Thanks to David Delgano and Martin Overy, other kind Moodlers I gave a low brow presentation of Moodle this afternoon. It is in Japanese and very un-attractive. I will post it to the Japanese language forum.
Sadly, due to the effects of a virus on our university server, I was unable to connect to my LAMP or the Internet at all, so I was only able to show a powerpoint slide show (using Open Office). This was a real shame. Added to the fact that my competition had a plug in wireless (mobile phone) internet connection to demonstrate his system, I don't think that shew Moodle in such a good light. (Not sure about archaic use of that past participle either).
However, as suspected SCORM is going to be a must.
For one it seems that there are *several* CMS being used or considered at my university alone.
1) Blackboard - I am not sure how come but perhaps one departement in the engineering faculty has a limited licence.
2) The well spring of learning (Manabi-no-izumi) made by a research assistant/ sys-admin who I cannot seem to persuade to take an interest in Moodle alas.
3) Web classroom, again made by members of our staff.
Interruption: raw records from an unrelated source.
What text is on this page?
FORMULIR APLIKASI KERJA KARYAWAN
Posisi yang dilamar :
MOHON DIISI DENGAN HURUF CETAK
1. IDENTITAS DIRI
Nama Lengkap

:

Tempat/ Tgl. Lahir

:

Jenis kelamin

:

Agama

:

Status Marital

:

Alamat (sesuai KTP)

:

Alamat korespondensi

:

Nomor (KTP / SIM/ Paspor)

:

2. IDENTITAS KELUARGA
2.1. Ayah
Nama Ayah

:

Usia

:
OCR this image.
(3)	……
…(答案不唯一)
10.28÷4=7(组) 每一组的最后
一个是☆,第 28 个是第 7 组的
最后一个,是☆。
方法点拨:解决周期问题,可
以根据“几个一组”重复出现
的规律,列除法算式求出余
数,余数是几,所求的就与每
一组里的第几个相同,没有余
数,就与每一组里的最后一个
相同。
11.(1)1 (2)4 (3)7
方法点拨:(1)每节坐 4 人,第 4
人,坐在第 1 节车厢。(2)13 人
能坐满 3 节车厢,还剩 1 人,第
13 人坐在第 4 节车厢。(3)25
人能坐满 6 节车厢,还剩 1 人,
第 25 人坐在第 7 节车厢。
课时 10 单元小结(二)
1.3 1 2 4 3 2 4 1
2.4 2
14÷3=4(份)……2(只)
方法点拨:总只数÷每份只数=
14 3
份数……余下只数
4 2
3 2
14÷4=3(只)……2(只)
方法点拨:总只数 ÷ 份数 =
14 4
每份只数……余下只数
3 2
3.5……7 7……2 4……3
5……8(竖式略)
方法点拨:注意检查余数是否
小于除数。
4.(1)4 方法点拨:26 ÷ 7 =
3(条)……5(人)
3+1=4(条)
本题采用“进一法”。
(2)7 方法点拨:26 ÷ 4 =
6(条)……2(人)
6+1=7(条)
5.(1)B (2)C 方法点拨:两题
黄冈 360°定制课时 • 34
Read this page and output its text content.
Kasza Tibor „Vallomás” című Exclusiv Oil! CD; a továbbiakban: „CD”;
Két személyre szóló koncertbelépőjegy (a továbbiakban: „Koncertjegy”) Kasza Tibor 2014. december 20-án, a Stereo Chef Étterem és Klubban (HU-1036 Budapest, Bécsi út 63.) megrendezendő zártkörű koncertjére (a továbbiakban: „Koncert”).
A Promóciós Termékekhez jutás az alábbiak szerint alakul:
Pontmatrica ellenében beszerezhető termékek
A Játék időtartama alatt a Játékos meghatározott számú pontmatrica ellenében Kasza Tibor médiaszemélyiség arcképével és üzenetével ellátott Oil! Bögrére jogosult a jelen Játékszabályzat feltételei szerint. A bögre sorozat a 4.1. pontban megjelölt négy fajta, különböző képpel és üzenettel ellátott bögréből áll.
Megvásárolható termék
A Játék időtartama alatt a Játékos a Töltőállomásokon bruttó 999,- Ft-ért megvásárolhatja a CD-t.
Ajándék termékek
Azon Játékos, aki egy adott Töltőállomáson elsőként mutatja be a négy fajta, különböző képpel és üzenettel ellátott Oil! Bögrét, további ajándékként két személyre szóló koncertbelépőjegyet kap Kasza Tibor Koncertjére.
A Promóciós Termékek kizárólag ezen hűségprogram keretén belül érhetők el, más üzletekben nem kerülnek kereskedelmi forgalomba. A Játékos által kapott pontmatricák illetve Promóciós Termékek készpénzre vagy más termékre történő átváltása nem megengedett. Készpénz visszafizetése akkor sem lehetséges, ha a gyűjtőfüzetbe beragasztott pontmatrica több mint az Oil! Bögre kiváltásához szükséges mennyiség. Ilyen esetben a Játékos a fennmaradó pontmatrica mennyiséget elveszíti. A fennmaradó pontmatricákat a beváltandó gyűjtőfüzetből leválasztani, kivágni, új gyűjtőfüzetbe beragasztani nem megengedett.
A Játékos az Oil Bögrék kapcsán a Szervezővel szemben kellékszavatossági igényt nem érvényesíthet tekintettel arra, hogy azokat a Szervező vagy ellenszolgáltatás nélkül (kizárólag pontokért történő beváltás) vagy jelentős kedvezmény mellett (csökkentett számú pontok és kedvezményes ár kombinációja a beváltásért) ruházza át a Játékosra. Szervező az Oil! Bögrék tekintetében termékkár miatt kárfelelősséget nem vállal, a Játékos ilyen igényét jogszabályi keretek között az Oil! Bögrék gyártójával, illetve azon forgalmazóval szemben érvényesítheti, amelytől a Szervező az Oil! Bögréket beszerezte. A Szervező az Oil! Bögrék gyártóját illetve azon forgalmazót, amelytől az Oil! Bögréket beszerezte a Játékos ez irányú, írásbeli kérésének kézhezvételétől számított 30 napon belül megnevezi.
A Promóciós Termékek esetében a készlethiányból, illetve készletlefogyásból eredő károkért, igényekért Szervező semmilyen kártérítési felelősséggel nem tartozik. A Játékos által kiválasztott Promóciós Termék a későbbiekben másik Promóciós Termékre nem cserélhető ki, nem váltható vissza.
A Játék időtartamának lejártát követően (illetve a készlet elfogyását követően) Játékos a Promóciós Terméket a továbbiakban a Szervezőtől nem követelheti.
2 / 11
4) DotCampus this is being considered not by a research group within my university but by a research group sponsored by the Japanese government. They have a large "online materials development center" and they are trying to produce online stuff but the have yet to decide on a platform. The are considering dotcampus because it is a-subset-of-SCORM compliant.
5) Webexcercise.
6) And more perhaps
Okay, so which to use? It seems that the one that is standards compliant will be the one chosen. The rational?
1) When there are many systems being used, and there is a question of forcing teachers (that already have content made for one system) to use a single standard, then it is just not diplomatic to say "lets all use this guys standard." It is more diplomatic to say "Lets use this international standard" (which happends to be supported by this guy).
2) "We don't really know or trust this open source stuff," "We don't know if Open source, or Martin, or this community will keep going." "Producing course content is very time consuming." "We need to feel assured that content produced on the platform can be exported to others if the platform goes under. "
3) Number 2 above is magnified , since the people that are choosing the site wide CMS are not content makers but people whose job it is simply to choose. They don't care so much as users about which system is the easiest to use, but they do care a lot about not making a major boob by supporting a soon to be redundant system. Hence, they will choose a standard.
Hence, the chances that *my* university as an establishment supports a CMS that does not support a standard, and probably SCORM, is I would say minimal.
The good news is
1) that "dotcampus" costs 70,000 dollars a year for a licence for our university of 10,000 students.
2) we will have SCORM by the middle of this year!
I suggested that for the $70,000 the university could employ one or two php programmers. And I also suggested that SCORM compliance is something that my university could give to Moodule, and that Martin would probably implement it for about 5000-10,000 dollars. I look forward to a rough quote.
However, when I suggested that we provide SCORM support for Moodle the dotcampus representative and at least one member of the audience laughed at me. I did not present things very well.
The dotcampus thing allowed users to drag and drop course a folders which are themselves the SCORM SCOs. I think that inside the folder there is a overall content definition and power point files (which the system converts to Html itself). The ability to create a lot of webpages out of a ppt seemed to be something that the audience liked. Powerpoint will do this anyway. I think that dotcampus is built using micorsoft .net stuff so I suppose that it uses dlls (?) from the office suite? Perhaps.